PyData Boston 2025

Uncertainty-Guided AI Red Teaming: Efficient Vulnerability Discovery in LLMs
2025-12-10 , Thomas Paul

AI red teaming is crucial for identifying security and safety vulnerabilities (e.g., jailbreaks, prompt injection, harmful content generation) of Large Language Models. However, manual and brute-force adversarial testing is resource-intensive and often inefficiently consumes time and compute resources exploring low-risk regions of the input space.
This talk introduces a practical, Python-based methodology for accelerating red teaming using model uncertainty quantification (UQ).

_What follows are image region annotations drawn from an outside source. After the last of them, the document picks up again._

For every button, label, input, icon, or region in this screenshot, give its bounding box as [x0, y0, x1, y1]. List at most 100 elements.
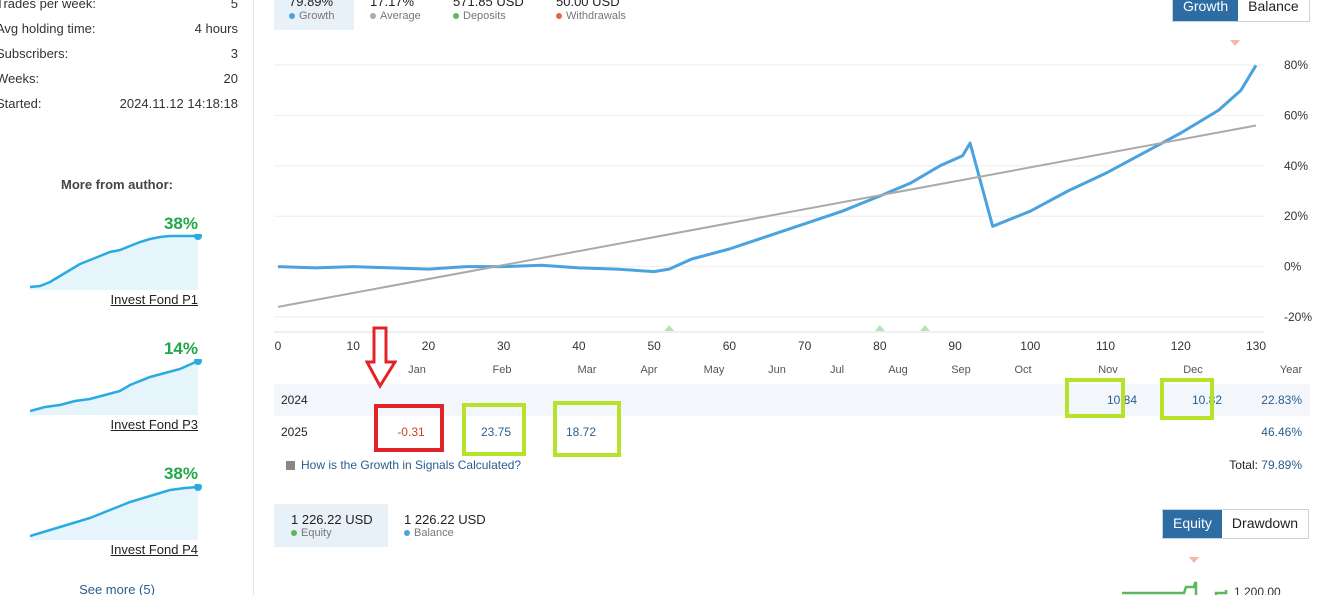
author-name-link[interactable]: Invest Fond P1 — [110, 292, 198, 307]
equity-toggle-button[interactable]: Equity — [1163, 510, 1222, 538]
balance-toggle-button[interactable]: Balance — [1238, 0, 1309, 21]
withdrawal-marker-icon — [1189, 557, 1199, 563]
legend-label: Equity — [301, 527, 332, 539]
growth-chart: 80% 60% 40% 20% 0% -20% 0 10 20 30 40 50 60 70 80 90 100… — [274, 40, 1312, 353]
growth-toggle-button[interactable]: Growth — [1173, 0, 1239, 21]
author-growth: 38% — [163, 464, 198, 483]
y-tick-label: -20% — [1284, 310, 1312, 324]
main-panel: 79.89% Growth 17.17% Average 571.85 USD … — [254, 0, 1319, 595]
growth-help-link[interactable]: How is the Growth in Signals Calculated? — [286, 458, 521, 472]
legend-deposits[interactable]: 571.85 USD Deposits — [453, 0, 524, 22]
withdrawal-marker-icon — [1230, 40, 1240, 46]
stat-value: 20 — [223, 71, 238, 86]
total-growth: Total: 79.89% — [1229, 458, 1302, 472]
x-tick-label: 60 — [723, 339, 737, 353]
author-card-p1[interactable]: 38% Invest Fond P1 — [30, 214, 202, 324]
total-value: 79.89% — [1261, 458, 1302, 472]
month-header: Jul — [829, 364, 845, 376]
legend-value: 17.17% — [370, 0, 415, 9]
table-row-2025: 2025 -0.31 23.75 18.72 46.46% — [274, 416, 1310, 448]
author-card-p4[interactable]: 38% Invest Fond P4 — [30, 464, 202, 574]
cell-year-total: 22.83% — [1261, 393, 1302, 407]
cell-mar: 18.72 — [565, 425, 597, 439]
x-tick-label: 110 — [1096, 339, 1115, 353]
stat-value: 4 hours — [194, 21, 238, 36]
see-more-link[interactable]: See more (5) — [79, 582, 155, 595]
x-tick-label: 120 — [1171, 339, 1191, 353]
stat-avg-holding-time: Avg holding time: 4 hours — [0, 21, 238, 41]
series-line-average — [277, 124, 1257, 308]
legend-value: 571.85 USD — [453, 0, 524, 9]
x-tick-label: 70 — [798, 339, 812, 353]
stat-started: Started: 2024.11.12 14:18:18 — [0, 96, 238, 116]
legend-equity[interactable]: 1 226.22 USD Equity — [291, 512, 373, 539]
month-header: Oct — [1014, 364, 1032, 376]
x-tick-label: 80 — [873, 339, 887, 353]
author-sparkline — [30, 484, 202, 540]
stat-label: Weeks: — [0, 71, 40, 86]
x-tick-label: 130 — [1246, 339, 1266, 353]
month-header: Year — [1279, 364, 1303, 376]
legend-label: Deposits — [463, 10, 506, 22]
legend-balance[interactable]: 1 226.22 USD Balance — [404, 512, 486, 539]
stat-subscribers: Subscribers: 3 — [0, 46, 238, 66]
month-header: Nov — [1098, 364, 1118, 376]
legend-growth-active-bg — [274, 0, 354, 30]
x-tick-label: 0 — [275, 339, 282, 353]
author-growth: 14% — [163, 339, 198, 358]
stat-label: Subscribers: — [0, 46, 69, 61]
cell-jan: -0.31 — [397, 425, 425, 439]
deposit-marker-icon — [664, 325, 675, 331]
total-label: Total: — [1229, 458, 1258, 472]
highlight-box-green — [462, 403, 526, 456]
row-year: 2025 — [281, 425, 308, 439]
x-tick-label: 10 — [347, 339, 361, 353]
author-name-link[interactable]: Invest Fond P4 — [110, 542, 198, 557]
month-header: Apr — [640, 364, 658, 376]
chart-toggle-bottom: Equity Drawdown — [1162, 509, 1310, 539]
legend-value: 79.89% — [289, 0, 334, 9]
cell-dec: 10.82 — [1191, 393, 1223, 407]
month-header: Mar — [577, 364, 597, 376]
highlight-box-green — [1160, 378, 1214, 420]
cell-feb: 23.75 — [480, 425, 512, 439]
legend-dot-icon — [453, 13, 459, 20]
legend-withdrawals[interactable]: 50.00 USD Withdrawals — [556, 0, 626, 22]
drawdown-toggle-button[interactable]: Drawdown — [1221, 510, 1309, 538]
y-tick-label: 20% — [1284, 209, 1308, 223]
author-sparkline — [30, 359, 202, 415]
author-name-link[interactable]: Invest Fond P3 — [110, 417, 198, 432]
legend-average[interactable]: 17.17% Average — [370, 0, 421, 22]
y-tick-label: 0% — [1284, 260, 1302, 274]
legend-value: 1 226.22 USD — [291, 512, 373, 527]
equity-legend-active-bg — [274, 504, 388, 547]
stat-value: 5 — [230, 0, 238, 11]
month-header: Sep — [951, 364, 971, 376]
help-icon — [286, 461, 295, 471]
legend-dot-icon — [556, 13, 562, 20]
chart-toggle-top: Growth Balance — [1172, 0, 1310, 22]
legend-dot-icon — [291, 530, 297, 537]
legend-growth[interactable]: 79.89% Growth — [289, 0, 334, 22]
legend-value: 50.00 USD — [556, 0, 620, 9]
legend-label: Withdrawals — [566, 10, 626, 22]
more-from-author-title: More from author: — [61, 177, 173, 192]
equity-y-tick: 1 200.00 — [1234, 585, 1281, 595]
equity-chart-preview: 1 200.00 — [1122, 557, 1281, 595]
author-sparkline — [30, 234, 202, 290]
x-tick-label: 50 — [647, 339, 661, 353]
author-card-p3[interactable]: 14% Invest Fond P3 — [30, 339, 202, 449]
highlight-box-red — [374, 404, 444, 452]
annotation-arrow-icon — [365, 326, 397, 389]
deposit-marker-icon — [919, 325, 930, 331]
stat-value: 2024.11.12 14:18:18 — [119, 96, 238, 111]
stat-label: Started: — [0, 96, 42, 111]
legend-label: Growth — [299, 10, 335, 22]
author-growth: 38% — [163, 214, 198, 233]
legend-value: 1 226.22 USD — [404, 512, 486, 527]
stat-label: Avg holding time: — [0, 21, 96, 36]
stat-weeks: Weeks: 20 — [0, 71, 238, 91]
series-line-growth — [277, 64, 1258, 274]
month-header: Dec — [1183, 364, 1203, 376]
x-tick-label: 100 — [1020, 339, 1040, 353]
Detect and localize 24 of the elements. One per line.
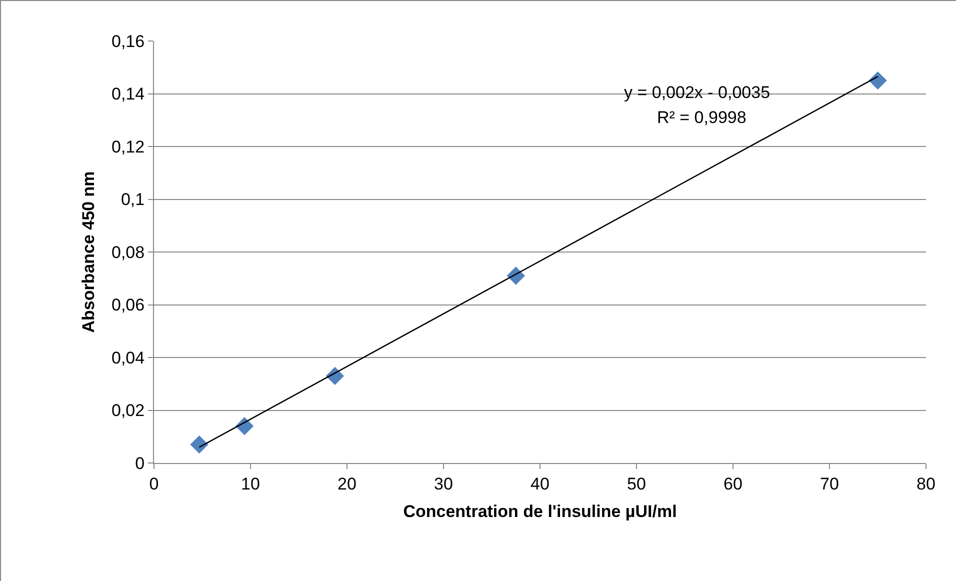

Planned outline of the talk -
1. What is AI Red Teaming and why it's important.
2. Description of current AI Red Teaming approaches and existing drawbacks.
3. What is Model Uncertainty Quantification (UQ) and why it can benefit AI Red Teaming.
4. Introducing one UQ approach that can be used - Dempster Shafer Theory (DST)
5. Putting it all together in Python.

This talk is technical and suitable for Python engineers with basic understanding of probablity and LLMs, but does not assume heavy background in AI security or LLMs.
Attendees will walk away with better understanding of challanges in AI security and how to address some of them using model uncertainty quantification.


Prior Knowledge Expected: No previous knowledge expected

Data professional with 15+ years of experience in software, data engineering, analytics, data science, and AI/ML. Graduate degrees in Computer Science and Statistics. Domain knowledge and background in multiple verticals, including media and entertainment, marketing analytics, and finance.